It was a sunny day.
Halfway through the club ride, John felt the familiar sting just under his kneecap. He shifted, he stretched, he prayed for relief. But the pain kept coming. It wasn’t fatigue. It was mechanical. His bike position never quite matched his body. If only he’d done a few quick checks after his first ache, he’d be smashing that 100-mile gravel ride this week.
The three-test approach (quick diagnostics you can run on your next ride)
Test 1: Saddle height check: What to observe and a safe tweak protocol
If your saddle is too low, you’ll over-flex your knee, increasing compressive force on the joint. Studies show that even a 5 % change in saddle height affected knee joint kinematics by 35 %.
What to do:
- On a roll-out, stop and clip out. Check your leg when pedal is at the bottom. Knee should be slightly bent. Not almost straight and not heavily folded.
- If it looks too bent (over 35-40°) increase saddle height by 5-10 mm. Ride and retest in 15 minutes.
- If your hips rock side-to-side when pedalling, saddle may be too high. Drop it 5 mm and retest.
Test 2: Cleat fore/aft and rotation: The 2-minute foot alignment test
Your feet are the foundation of every pedal stroke. Poor cleat alignment means knees get sideways loads and eventually complain. One review found factors like cleat position, crank length and saddle fore/aft were all linked to knee pain.
What to do:
- Sit on your bike, clip in. Your foot at the 3 o’clock position should align your knee over the pedal axle (straight down from hip).
- If your knee drifts inwards or outwards, shift your cleat fore/aft or tweak rotation until it tracks straight.
- Ride for 10 minutes. If pain drops or tracking improves, you found the issue.
Test 3: Cadence & gear match: Are you grinding too low?
Low cadence (heavy gear) makes your knee work harder, increasing load and twisting forces. Research states cadence and workload affect knee joint moments and injury risk.
What to do:
- On flat terrain, target 85-95 rpm cadence.

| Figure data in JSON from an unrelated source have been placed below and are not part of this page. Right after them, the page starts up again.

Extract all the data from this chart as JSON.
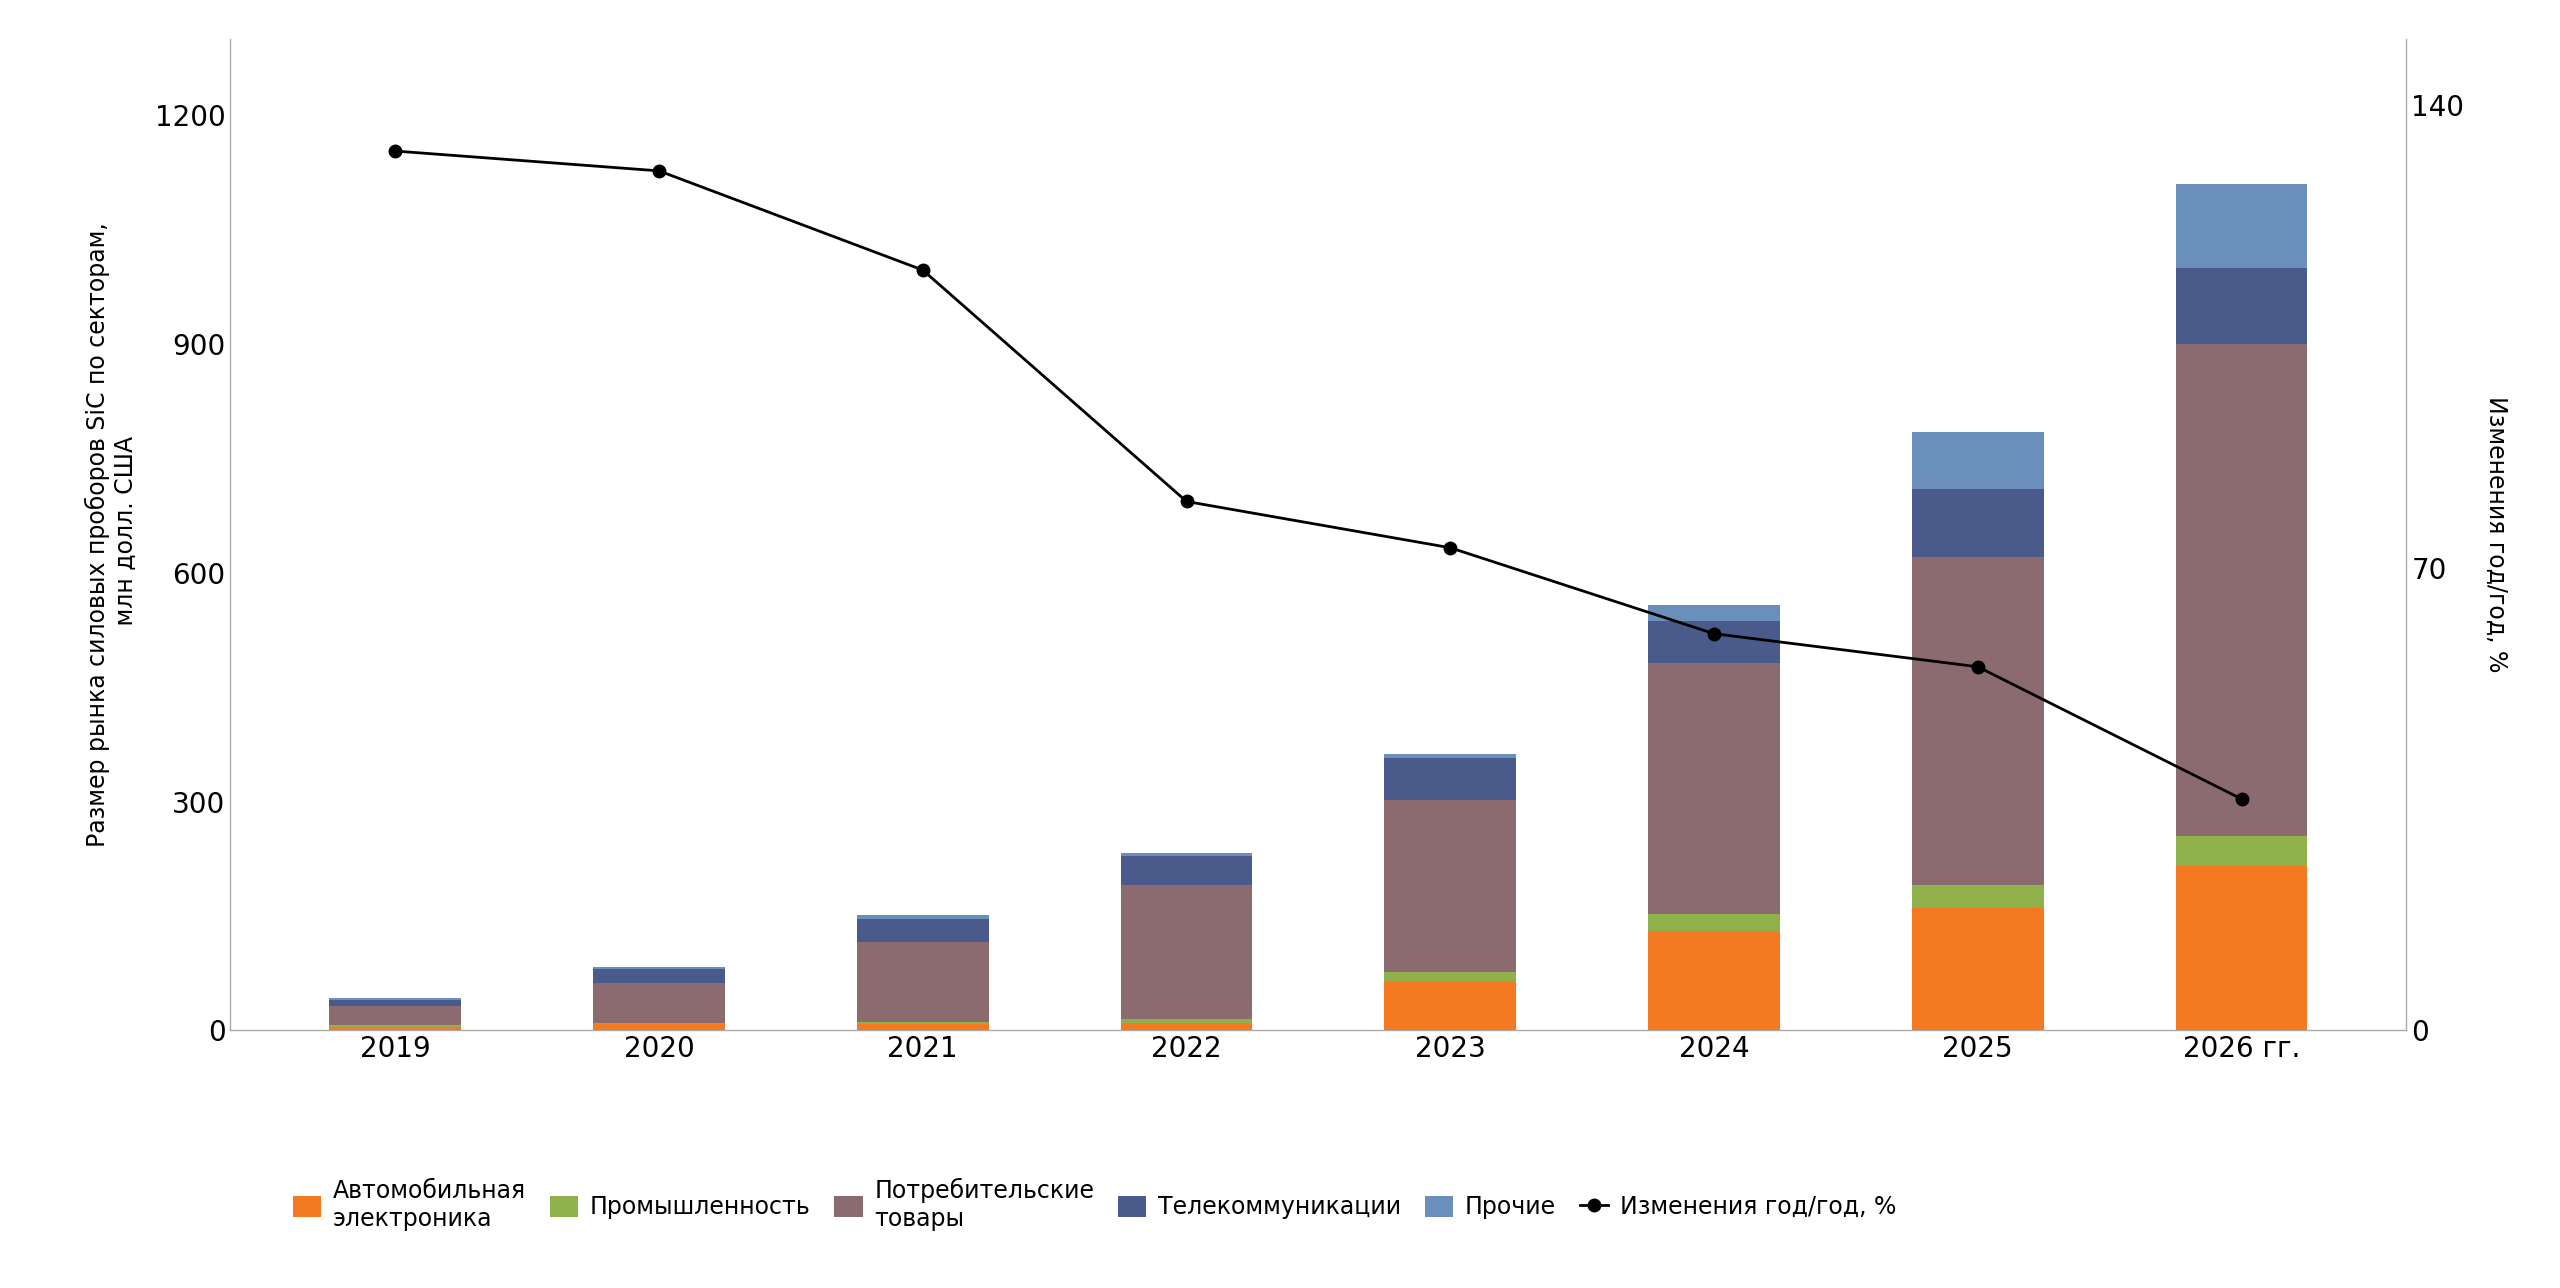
{
  "years": [
    "2019",
    "2020",
    "2021",
    "2022",
    "2023",
    "2024",
    "2025",
    "2026 гг."
  ],
  "bar_data": {
    "Автомобильная электроника": [
      5,
      8,
      8,
      10,
      65,
      130,
      160,
      215
    ],
    "Промышленность": [
      2,
      2,
      3,
      5,
      12,
      22,
      30,
      40
    ],
    "Потребительские товары": [
      25,
      52,
      105,
      175,
      225,
      330,
      430,
      645
    ],
    "Телекоммуникации": [
      8,
      18,
      30,
      38,
      55,
      55,
      90,
      100
    ],
    "Прочие": [
      2,
      3,
      5,
      5,
      5,
      20,
      75,
      110
    ]
  },
  "bar_colors": {
    "Автомобильная электроника": "#F47920",
    "Промышленность": "#8FB04A",
    "Потребительские товары": "#8B6A70",
    "Телекоммуникации": "#4A5A8A",
    "Прочие": "#6A8FBA"
  },
  "line_data": [
    133,
    130,
    115,
    80,
    73,
    60,
    55,
    35
  ],
  "line_label": "Изменения год/год, %",
  "left_ylabel": "Размер рынка силовых проборов SiC по секторам,\n млн долл. США",
  "right_ylabel": "Изменения год/год, %",
  "ylim_left": [
    0,
    1300
  ],
  "ylim_right": [
    0,
    150
  ],
  "yticks_left": [
    0,
    300,
    600,
    900,
    1200
  ],
  "yticks_right": [
    0,
    70,
    140
  ],
  "background_color": "#ffffff",
  "legend_labels": [
    "Автомобильная\nэлектроника",
    "Промышленность",
    "Потребительские\nтовары",
    "Телекоммуникации",
    "Прочие",
    "Изменения год/год, %"
  ],
  "legend_colors": [
    "#F47920",
    "#8FB04A",
    "#8B6A70",
    "#4A5A8A",
    "#6A8FBA",
    "black"
  ]
}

- If you’re spinning below 70-75rpm often and feeling knee strain, shift earlier to a lower gear.
- After 10 minutes in easier gear, check how your knee feels. Improvement means you’ve decreased load.
When to get a pro fit or see a physio (red flags)

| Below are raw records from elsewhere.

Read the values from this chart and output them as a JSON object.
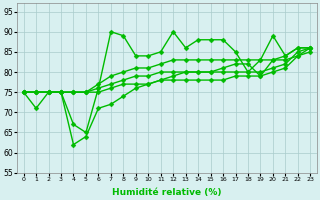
{
  "title": "",
  "xlabel": "Humidité relative (%)",
  "ylabel": "",
  "bg_color": "#d8f0f0",
  "grid_color": "#aacccc",
  "line_color": "#00bb00",
  "marker": "D",
  "markersize": 2.5,
  "linewidth": 1.0,
  "xlim": [
    -0.5,
    23.5
  ],
  "ylim": [
    55,
    97
  ],
  "yticks": [
    55,
    60,
    65,
    70,
    75,
    80,
    85,
    90,
    95
  ],
  "xticks": [
    0,
    1,
    2,
    3,
    4,
    5,
    6,
    7,
    8,
    9,
    10,
    11,
    12,
    13,
    14,
    15,
    16,
    17,
    18,
    19,
    20,
    21,
    22,
    23
  ],
  "series": [
    [
      75,
      71,
      75,
      75,
      67,
      65,
      76,
      90,
      89,
      84,
      84,
      85,
      90,
      86,
      88,
      88,
      88,
      85,
      80,
      83,
      89,
      84,
      86,
      86
    ],
    [
      75,
      75,
      75,
      75,
      75,
      75,
      77,
      79,
      80,
      81,
      81,
      82,
      83,
      83,
      83,
      83,
      83,
      83,
      83,
      83,
      83,
      84,
      86,
      86
    ],
    [
      75,
      75,
      75,
      75,
      75,
      75,
      76,
      77,
      78,
      79,
      79,
      80,
      80,
      80,
      80,
      80,
      80,
      80,
      80,
      80,
      81,
      82,
      85,
      86
    ],
    [
      75,
      75,
      75,
      75,
      75,
      75,
      75,
      76,
      77,
      77,
      77,
      78,
      78,
      78,
      78,
      78,
      78,
      79,
      79,
      79,
      80,
      81,
      84,
      85
    ],
    [
      75,
      75,
      75,
      75,
      62,
      64,
      71,
      72,
      74,
      76,
      77,
      78,
      79,
      80,
      80,
      80,
      81,
      82,
      82,
      79,
      83,
      83,
      84,
      86
    ]
  ]
}
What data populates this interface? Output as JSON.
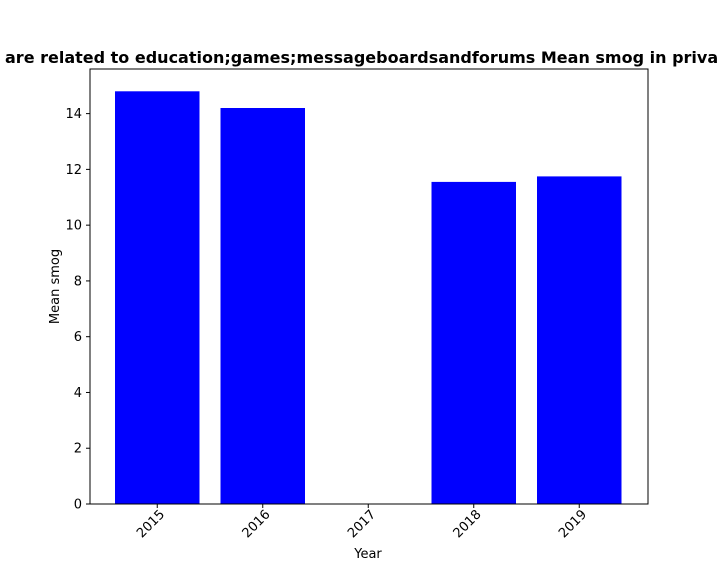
{
  "chart_data": {
    "type": "bar",
    "title": "are related to education;games;messageboardsandforums Mean smog in priva",
    "xlabel": "Year",
    "ylabel": "Mean smog",
    "categories": [
      "2015",
      "2016",
      "2017",
      "2018",
      "2019"
    ],
    "values": [
      14.8,
      14.2,
      0,
      11.55,
      11.75
    ],
    "ylim": [
      0,
      15.6
    ],
    "yticks": [
      0,
      2,
      4,
      6,
      8,
      10,
      12,
      14
    ],
    "bar_color": "#0000ff",
    "grid": false,
    "x_tick_rotation": 45
  }
}
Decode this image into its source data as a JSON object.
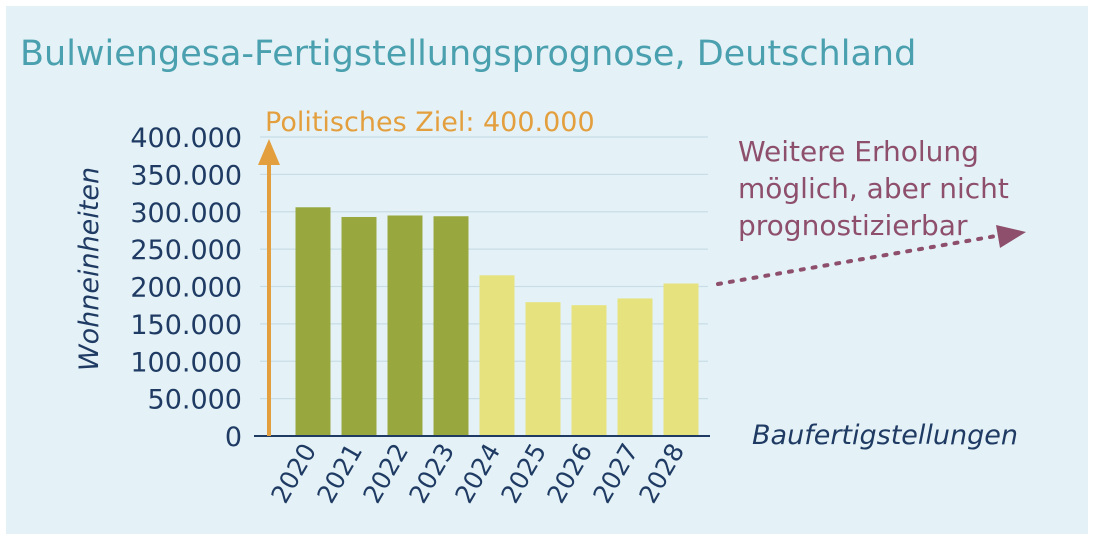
{
  "chart_data": {
    "type": "bar",
    "title": "Bulwiengesa-Fertigstellungsprognose, Deutschland",
    "ylabel": "Wohneinheiten",
    "xlabel": "Baufertigstellungen",
    "categories": [
      "2020",
      "2021",
      "2022",
      "2023",
      "2024",
      "2025",
      "2026",
      "2027",
      "2028"
    ],
    "values": [
      306000,
      293000,
      295000,
      294000,
      215000,
      179000,
      175000,
      184000,
      204000
    ],
    "bar_colors": [
      "#98a83f",
      "#98a83f",
      "#98a83f",
      "#98a83f",
      "#e6e27d",
      "#e6e27d",
      "#e6e27d",
      "#e6e27d",
      "#e6e27d"
    ],
    "ylim": [
      0,
      400000
    ],
    "yticks": [
      0,
      50000,
      100000,
      150000,
      200000,
      250000,
      300000,
      350000,
      400000
    ],
    "ytick_labels": [
      "0",
      "50.000",
      "100.000",
      "150.000",
      "200.000",
      "250.000",
      "300.000",
      "350.000",
      "400.000"
    ],
    "target": {
      "label": "Politisches Ziel: 400.000",
      "value": 400000,
      "color": "#e39f3e"
    },
    "annotation": {
      "lines": [
        "Weitere Erholung",
        "möglich, aber nicht",
        "prognostizierbar"
      ],
      "color": "#8e4f6c"
    },
    "grid": true,
    "colors": {
      "title": "#4aa0ae",
      "axis_text": "#1f3b63",
      "grid": "#c8dde5",
      "background": "#e4f2f7"
    }
  }
}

If you’ve done the above tests and still have:
- Sharp pain inside or outside the knee when pedalling
- Swelling, clicking, or instability in the joint
- Pain lasting more than 48 hours after a ride
These are signs you should book a professional bike fit or see a physio. It might not be your gears or fit. It’s your body telling you something serious.
A 2-week plan to ride pain-free and rebuild confidence
Week 1:
- Do tests 1-3 before every ride
- If you adjusted something, ride at moderate effort (60-70 % of max) to let your body adapt
- Add two short strength sessions: body-weight squats, glute bridges, single-leg dead lifts
Week 2:
- Keep tests before rides
- Increase cadence awareness; Aim for 85+ rpm on flats
- Add mobility work: hamstring and quad stretches, hip flexor loosening
- Ride your normal routes and note any knee ache. If better, continue. If worse, stop and book a fit.

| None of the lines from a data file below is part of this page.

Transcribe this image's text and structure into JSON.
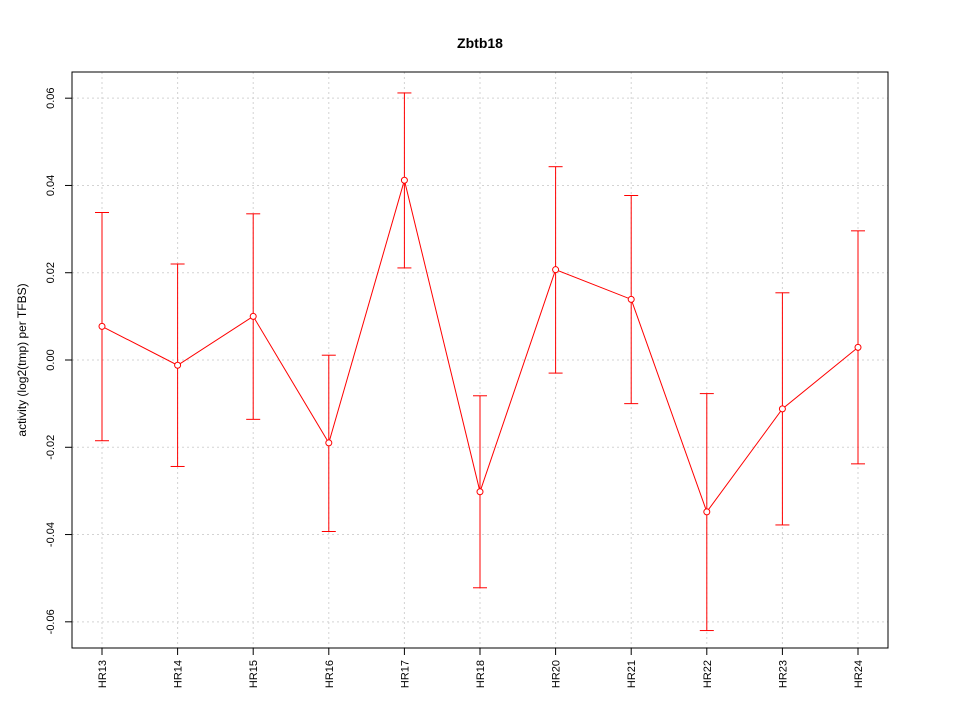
{
  "chart_data": {
    "type": "line",
    "title": "Zbtb18",
    "xlabel": "",
    "ylabel": "activity (log2(tmp) per TFBS)",
    "categories": [
      "HR13",
      "HR14",
      "HR15",
      "HR16",
      "HR17",
      "HR18",
      "HR20",
      "HR21",
      "HR22",
      "HR23",
      "HR24"
    ],
    "values": [
      0.0077,
      -0.0012,
      0.01,
      -0.019,
      0.0412,
      -0.0302,
      0.0207,
      0.0139,
      -0.0348,
      -0.0112,
      0.0029
    ],
    "upper": [
      0.0338,
      0.022,
      0.0335,
      0.0011,
      0.0612,
      -0.0082,
      0.0443,
      0.0377,
      -0.0077,
      0.0154,
      0.0296
    ],
    "lower": [
      -0.0185,
      -0.0244,
      -0.0136,
      -0.0393,
      0.0211,
      -0.0522,
      -0.003,
      -0.01,
      -0.062,
      -0.0378,
      -0.0238
    ],
    "ylim": [
      -0.066,
      0.066
    ],
    "yticks": [
      -0.06,
      -0.04,
      -0.02,
      0.0,
      0.02,
      0.04,
      0.06
    ],
    "ytick_labels": [
      "-0.06",
      "-0.04",
      "-0.02",
      "0.00",
      "0.02",
      "0.04",
      "0.06"
    ],
    "grid": true,
    "reference_line": 0,
    "colors": {
      "series": "#ff0000",
      "grid": "#d3d3d3",
      "axis": "#000000"
    }
  }
}
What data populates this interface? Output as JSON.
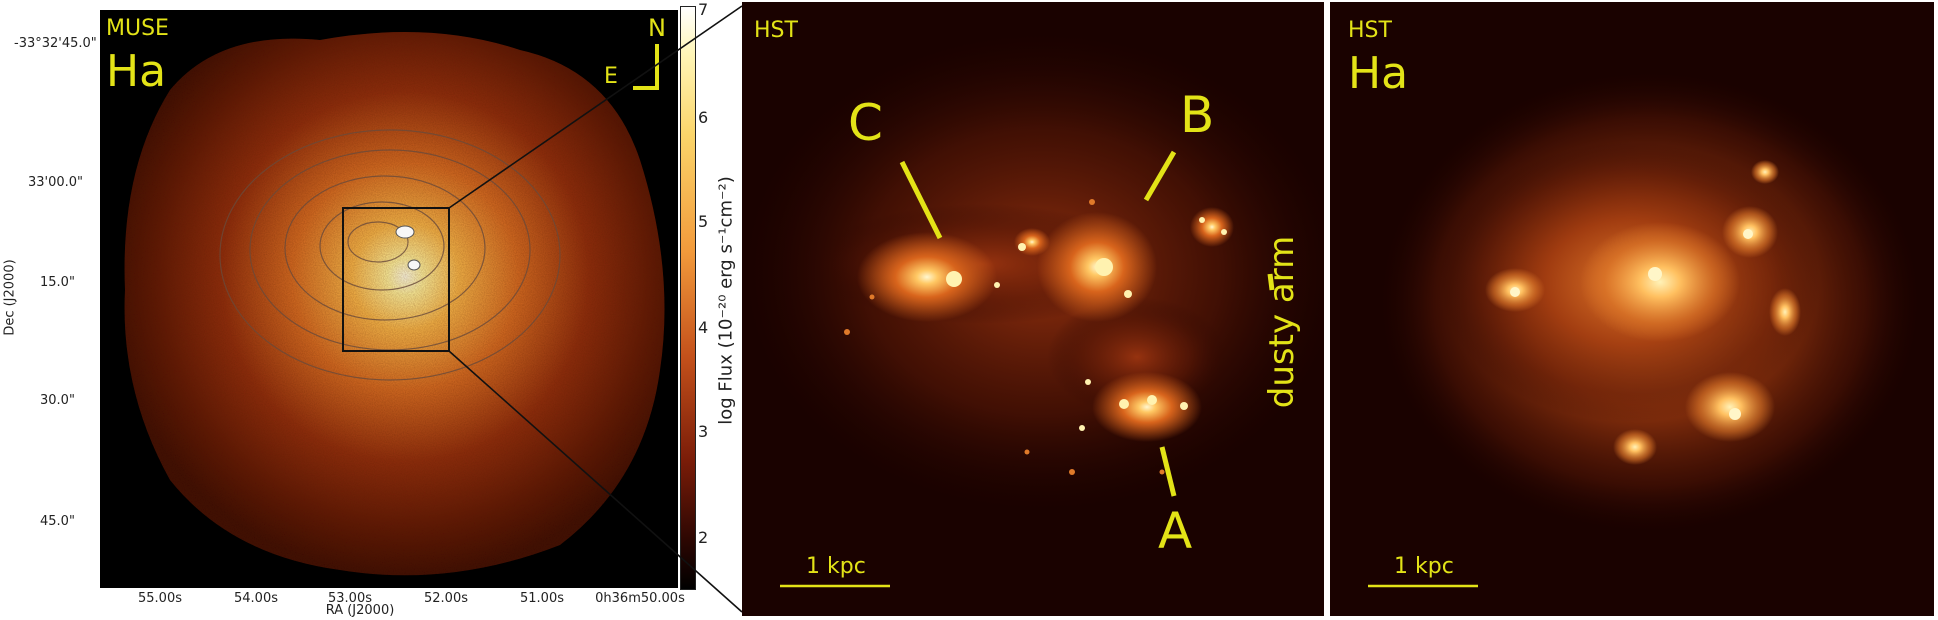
{
  "panel_muse": {
    "instrument": "MUSE",
    "line": "Ha",
    "compass_n": "N",
    "compass_e": "E",
    "dec_ticks": [
      "-33°32'45.0\"",
      "33'00.0\"",
      "15.0\"",
      "30.0\"",
      "45.0\""
    ],
    "ra_ticks": [
      "55.00s",
      "54.00s",
      "53.00s",
      "52.00s",
      "51.00s",
      "0h36m50.00s"
    ],
    "x_axis_title": "RA (J2000)",
    "y_axis_title": "Dec (J2000)"
  },
  "colorbar": {
    "ticks": [
      "7",
      "6",
      "5",
      "4",
      "3",
      "2"
    ],
    "label": "log Flux (10⁻²⁰ erg s⁻¹cm⁻²)"
  },
  "panel_hst_continuum": {
    "instrument": "HST",
    "label_a": "A",
    "label_b": "B",
    "label_c": "C",
    "label_arm": "dusty arm",
    "scalebar": "1 kpc"
  },
  "panel_hst_ha": {
    "instrument": "HST",
    "line": "Ha",
    "scalebar": "1 kpc"
  },
  "colors": {
    "annotation": "#e3e317",
    "background": "#1a0200"
  }
}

Don’t let knee pain steal your ride or your gains. A few simple tweaks today can protect your joints, improve your comfort and boost your performance. Book your professional bike fit with us and let’s dial your position so your knee does power. Not protest.
FAQ
Q: I’m not a racer, I just ride for fun. Do I need a bike fit?
A: Yes. Even recreational riding repeats thousands of pedal strokes. A poor fit over time creates issues. A fit means more comfort, longer rides and fewer aches.
Q: My knee only hurts on long rides. Is it just fatigue?
A: Not always. Fatigue shows up late, but if your knee aches early and repeatedly, fit or technique is the likely cause.
Q: How often should I re-check my fit?
A: Every 6-12 months or after a crash, major equipment change, or big shift in training. Bodies adapt. Your fit should too.
Q: Is stretching alone enough to fix my knee pain?
A: No. Stretching helps mobility but if your setup is wrong or your pedalling is uneven, you’ll just mask the problem. Fitness + strength + technique = solution.